Todo parece repetirse en la vida. Es igual a un tiovivo dando vueltas irreversiblemente sobre la angustia, la soledad, el tedio y el olvido. En exiguos momentos roza la bruma del afecto, lo envuelven en polvo de ensueño, hace temblar el alma, encogerse la piel, aletargar la mirada y uno lo recubre de un nombre sonoro, tierno y quebradizo: querencia.
El clásico, don Francisco de Quevedo y Villegas, cuando se trata de pasión lo dice bien: “Quien lo probó lo sabe”.
Era una mañana adormecida anunciando lluvia, mientras las nubes formaban cúmulos grises. Los tilos alicaídos, el arce con sus anchas hojas parecía hacerle sombra a los castaños que franqueaban el bulevar. Entre los aleros algunos mirlos. Los pausados tranvías, con ese ruido tan propio, iban y venían delante del hotel Metropol, en una ciudad de Belgrado entumecida, y lo hacían con el paso cansino del hierro viejo.

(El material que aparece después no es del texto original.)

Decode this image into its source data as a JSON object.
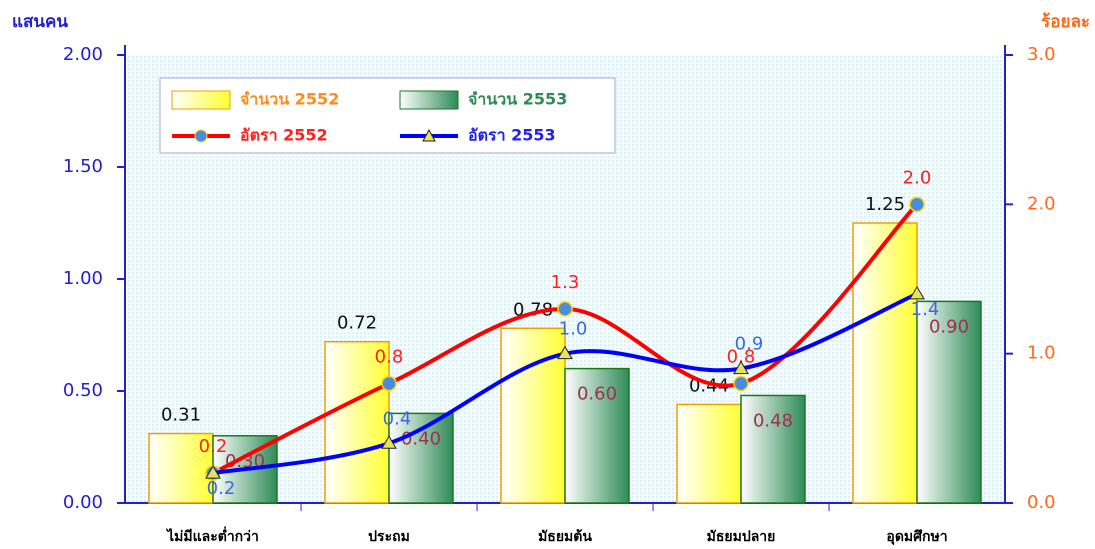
{
  "chart_data": {
    "type": "bar",
    "y_label": "แสนคน",
    "y2_label": "ร้อยละ",
    "categories": [
      "ไม่มีและต่ำกว่า",
      "ประถม",
      "มัธยมต้น",
      "มัธยมปลาย",
      "อุดมศึกษา"
    ],
    "series": [
      {
        "name": "จำนวน 2552",
        "type": "bar",
        "color": "#ffff33",
        "values": [
          0.31,
          0.72,
          0.78,
          0.44,
          1.25
        ],
        "value_labels": [
          "0.31",
          "0.72",
          "0.78",
          "0.44",
          "1.25"
        ]
      },
      {
        "name": "จำนวน 2553",
        "type": "bar",
        "color": "#2e8b57",
        "values": [
          0.3,
          0.4,
          0.6,
          0.48,
          0.9
        ],
        "value_labels": [
          "0.30",
          "0.40",
          "0.60",
          "0.48",
          "0.90"
        ]
      },
      {
        "name": "อัตรา 2552",
        "type": "line",
        "axis": "y2",
        "color": "#ff0000",
        "values": [
          0.2,
          0.8,
          1.3,
          0.8,
          2.0
        ],
        "value_labels": [
          "0.2",
          "0.8",
          "1.3",
          "0.8",
          "2.0"
        ]
      },
      {
        "name": "อัตรา 2553",
        "type": "line",
        "axis": "y2",
        "color": "#0000ff",
        "values": [
          0.2,
          0.4,
          1.0,
          0.9,
          1.4
        ],
        "value_labels": [
          "0.2",
          "0.4",
          "1.0",
          "0.9",
          "1.4"
        ]
      }
    ],
    "ylim": [
      0,
      2
    ],
    "yticks": [
      {
        "value": 0,
        "label": "0.00"
      },
      {
        "value": 0.5,
        "label": "0.50"
      },
      {
        "value": 1,
        "label": "1.00"
      },
      {
        "value": 1.5,
        "label": "1.50"
      },
      {
        "value": 2,
        "label": "2.00"
      }
    ],
    "y2lim": [
      0,
      3
    ],
    "y2ticks": [
      {
        "value": 0,
        "label": "0.0"
      },
      {
        "value": 1,
        "label": "1.0"
      },
      {
        "value": 2,
        "label": "2.0"
      },
      {
        "value": 3,
        "label": "3.0"
      }
    ]
  }
}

Me alejo de la pantalla de la computadora. Repaso el cuadernillo de notas donde voy punzando, más que escribiendo, los acontecimientos sueltos de una existencia monótona y un poco a contrapeso, como un dejarse ir. Todo aquel tiempo perenne está allí.
Vestía un sencillo conjunto de raso azul y sus hombros los cubría una chaquetilla de lana hecha a mano, de esas que ancianas mujeres venidas de los pueblecitos de las llanuras del Sava, tejían permanentemente a la entrada de la fortaleza en el Parque de Kalemegdan.
Estaba linda. El rostro transparente, los labios limpios. Sus ojos eran los mismos: gozosos, vivarachos, de un verde marino hondo. El apesadumbrado era uno. Regresaba a una ciudad aletargada y a un hotel todo recuerdos, ahora esparcidos por las comisuras del aliento. Ninguno de los dos éramos ya los mismos y sabíamos que ese encuentro sería el último. Y lo fue. Creo haberlo contado en otra ocasión, pero hay recuerdos que, como la brisa en las noches serenas, regresan siempre a refrescar la frente.
Esa muchacha, cántaro de agua para unos labios con sed, llamada Vera - el nombre femenino más hermoso en lengua eslava - penetraba en el claroscuro de mis amores clandestinos, esos que si unos los roza con la mirada, hieren.
Nos sentamos en el bar para reconfortarnos. Como en otras ocasiones, licor de guindas para los dos. Las despedidas dejan escozor en la membrana del ánimo. Una hilera de fotografías en las paredes ofrecía un panorama de los tiempos gloriosos del hotel, cuando el mariscal Tito venía triunfante a recibir en estos salones con olor a alcanfor rancio, a sus más importantes huéspedes.
Algunas de las figuras estaban rasgadas: alguien, con ira, les punzó los ojos, y eso se podía interpretar de dos maneras: adoración u odio.
Suele ser frecuente en las iglesias ortodoxas eslavas que los creyentes, con los dedos, palpen, una y otra vez en plan de devoción, los ojos de los santos hasta dejarlos ciegos; dicen que da buena suerte y ayuda ante las graves enfermedades de la mente.
Acerqué mi mano y rocé los ojos de Vera: “Para que no me olvides”. Ella hizo lo mismo con los míos humedecidos y quejumbrosos.
Era la hora de la partida. El hotel todo él era una despedida. Con ese adiós dejaba una ciudad, un país y una pasión.
Esta noche pasada he seguido leyendo unas asombrosas memorias de Isaac Bashevis Singer, en cuyas páginas el amor y el exilio se contraponen. Es la perpetua vida saliendo a nuestro encuentro.